El Rincón
Una continuidad cantada y un relevo esperado: la partida de ajedrez donde se juega el poder comienza a recolocar rostros en el escaparate


Publicado el 15/12/2024 a las 05:00
Empiezan los movimientos de fichas en el bloque político que sostiene al Gobierno de Navarra desde hace cinco años. Ayer sábado, con una continuidad cantada y con un relevo esperado. La primera en el PSN, con María Chivite anunciando que volverá a presentarse para seguir al frente del partido en Navarra. El segundo, en el seno de Geroa, donde Uxue Barkos ha cedido la dirección de su partido (Geroa Socialverdes) a Pablo Azcona, actual portavoz parlamentario. Dos movimientos con la mirada puesta en los liderazgos en juego para las próximas elecciones forales, previstas para 2027. Suena lejos, pero el terreno está ya sembrándose. La partida de ajedrez donde se juega el poder comienza a recolocar rostros en el escaparate.
Continuidad en Navarra. Tras el congreso nacional del PSOE, en el partido lo que toca ahora es una segunda fase, la renovación de los liderazgos regionales. En el PSN, la continuidad al frente del partido de María Chivite estaba descontada. Ayer lo hizo oficial, pero nadie esperaba otra cosa. Hace tiempo que la estructura del socialismo, en Navarra y en casi toda España, dejó atrás tiempos donde había corrientes internas, debates, estructuras con opinión propia. Todo eso pasó a la historia.
Una realidad: el partido en Navarra no le va dar problemas a Sánchez. Su alineamiento con la política de La Moncloa es del 100%. Ni ápice de autonomía en el pensamiento como en Aragón o Castilla La Mancha. Al contrario, puro seguidismo. Claro que el partido son hoy los cuadros políticos que están instalados en las instituciones, en el Gobierno de Navarra, en los municipios o en Madrid. Es imposible que ahí anide voluntad de cambio.
Además, el partido en Navarra está tutelado desde Ferraz a través de la conexión directa con Santos Cerdán, todopoderoso secretario de organización y mano derecha de Sánchez en el partido. Un desembarco de nombres en Madrid que se ha potenciado además con la entrada de la ex-consejera Elma Saiz en el Gobierno como ministra de Inclusión y Seguridad Social y y luego en la propia Ejecutiva del partido.
Liderazgo “transformador”. Cerdán, a su vez, ha revalidado su puesto en el congreso de Sevilla. Sigue siendo el hombre al que Sánchez encarga las labores de fontanería más delicadas de su Gobierno, y a la vez menos presentables. Como ser el vínculo político del PSOE con Carles Puigdemont, todavía prófugo a pesar de todo. Una realidad que sigue siendo un esperpento, con un Gobierno de España dependiente de la voluntad y los caprichos políticos del líder secesionista y huido.
María Chivite, que lleva diez años en el cargo de secretaria general del partido, puso en valor ayer lo que ella considera un liderazgo “transformador”. Y tiene razón. Transformador ha sido. Pero para cambiar la mirada de la centralidad política, la que reúne a la mayoría moderada.
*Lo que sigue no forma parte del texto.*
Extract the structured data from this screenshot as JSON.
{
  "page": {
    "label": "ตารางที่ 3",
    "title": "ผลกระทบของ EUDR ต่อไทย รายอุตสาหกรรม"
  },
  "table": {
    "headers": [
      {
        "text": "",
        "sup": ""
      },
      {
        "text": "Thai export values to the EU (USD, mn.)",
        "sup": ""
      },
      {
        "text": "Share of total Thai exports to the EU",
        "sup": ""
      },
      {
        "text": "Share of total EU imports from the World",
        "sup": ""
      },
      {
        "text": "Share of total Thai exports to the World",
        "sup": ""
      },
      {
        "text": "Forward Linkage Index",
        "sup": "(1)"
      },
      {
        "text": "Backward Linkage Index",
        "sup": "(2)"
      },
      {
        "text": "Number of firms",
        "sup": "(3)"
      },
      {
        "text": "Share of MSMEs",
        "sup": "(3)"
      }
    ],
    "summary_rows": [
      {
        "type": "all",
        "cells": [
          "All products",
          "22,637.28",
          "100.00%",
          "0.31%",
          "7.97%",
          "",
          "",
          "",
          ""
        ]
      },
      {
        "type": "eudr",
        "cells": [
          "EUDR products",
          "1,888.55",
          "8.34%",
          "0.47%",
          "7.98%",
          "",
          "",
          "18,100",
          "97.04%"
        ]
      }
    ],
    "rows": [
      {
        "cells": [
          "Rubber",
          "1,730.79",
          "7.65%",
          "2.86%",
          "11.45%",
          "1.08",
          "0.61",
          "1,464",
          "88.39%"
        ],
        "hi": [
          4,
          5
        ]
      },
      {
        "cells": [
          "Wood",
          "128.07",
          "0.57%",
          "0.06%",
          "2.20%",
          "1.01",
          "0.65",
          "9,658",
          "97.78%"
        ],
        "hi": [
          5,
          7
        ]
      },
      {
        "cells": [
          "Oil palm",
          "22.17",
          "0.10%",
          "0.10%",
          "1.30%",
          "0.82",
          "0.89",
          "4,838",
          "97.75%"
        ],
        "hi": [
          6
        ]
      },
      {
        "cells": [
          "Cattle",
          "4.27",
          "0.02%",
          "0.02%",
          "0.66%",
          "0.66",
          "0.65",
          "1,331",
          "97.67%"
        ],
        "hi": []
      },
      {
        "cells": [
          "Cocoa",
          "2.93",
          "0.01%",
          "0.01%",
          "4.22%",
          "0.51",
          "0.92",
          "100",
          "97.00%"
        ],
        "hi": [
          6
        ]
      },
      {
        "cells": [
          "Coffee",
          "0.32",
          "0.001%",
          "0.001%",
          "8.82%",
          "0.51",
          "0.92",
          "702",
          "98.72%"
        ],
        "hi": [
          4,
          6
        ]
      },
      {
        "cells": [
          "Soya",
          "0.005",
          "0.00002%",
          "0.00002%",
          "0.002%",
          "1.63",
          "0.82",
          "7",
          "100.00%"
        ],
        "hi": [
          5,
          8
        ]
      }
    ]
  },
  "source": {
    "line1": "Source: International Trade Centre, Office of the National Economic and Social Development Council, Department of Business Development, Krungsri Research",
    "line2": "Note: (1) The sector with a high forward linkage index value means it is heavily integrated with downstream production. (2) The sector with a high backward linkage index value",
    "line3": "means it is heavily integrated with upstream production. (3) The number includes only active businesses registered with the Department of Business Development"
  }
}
En cambio, ha trenzado un nuevo bloque de intereses políticos que se escora sólo hacia un extremo, el abertzale independentista con una clave de bóveda que es EH Bildu. Nada diferente de lo que ha hecho Sánchez en Madrid, de ahí su evidente conexión política. Y con la misma consecuencia: cabe gestionar presupuestos, pero no liderar los cambios, estos sí, transformadores, que Navarra exige: una profunda reforma en el sistema de salud que asegure su pervivencia;un gran impulso a la vivienda accesible;una fiscalidad para atraer inversiones, etc..
Retirada de Uxue Barkos. En Geroa Bai, en cambio, es la expresidenta Uxue Barkos quien oficializa un nuevo paso en su retirada política. En este caso, muy visible. Recuérdese que Geroa Bai es la suma del PNVmás el partido de Barkos (Geroa Socialverdes), mayoritario dentro de la coalición. Una suma con sus tensiones internas, por supuesto. Pablo Azcona, actual portavoz de Geroa en el Parlamento, ex-alcalde de Lodosa, es desde ayer el relevo interno de Barkos en su partido.
Un movimiento pensado en el cartel electoral del 27. El gran reto de Geroa es conservar a su electorado intentando rentabilizar su presencia en el Gobierno. Y le va a ser muy difícil. Porque, hasta ahora, Geroa ha sido “el partido de Barkos” y la marcha de su líder abre un boquete de expectativas. Y porque EH Bildu tiene sus ojos puestos en sus votantes para dar el salto con el que sueña. Una batalla de fuerzas en el seno del nacionalismo que se antoja ya desnivelada pero crucial.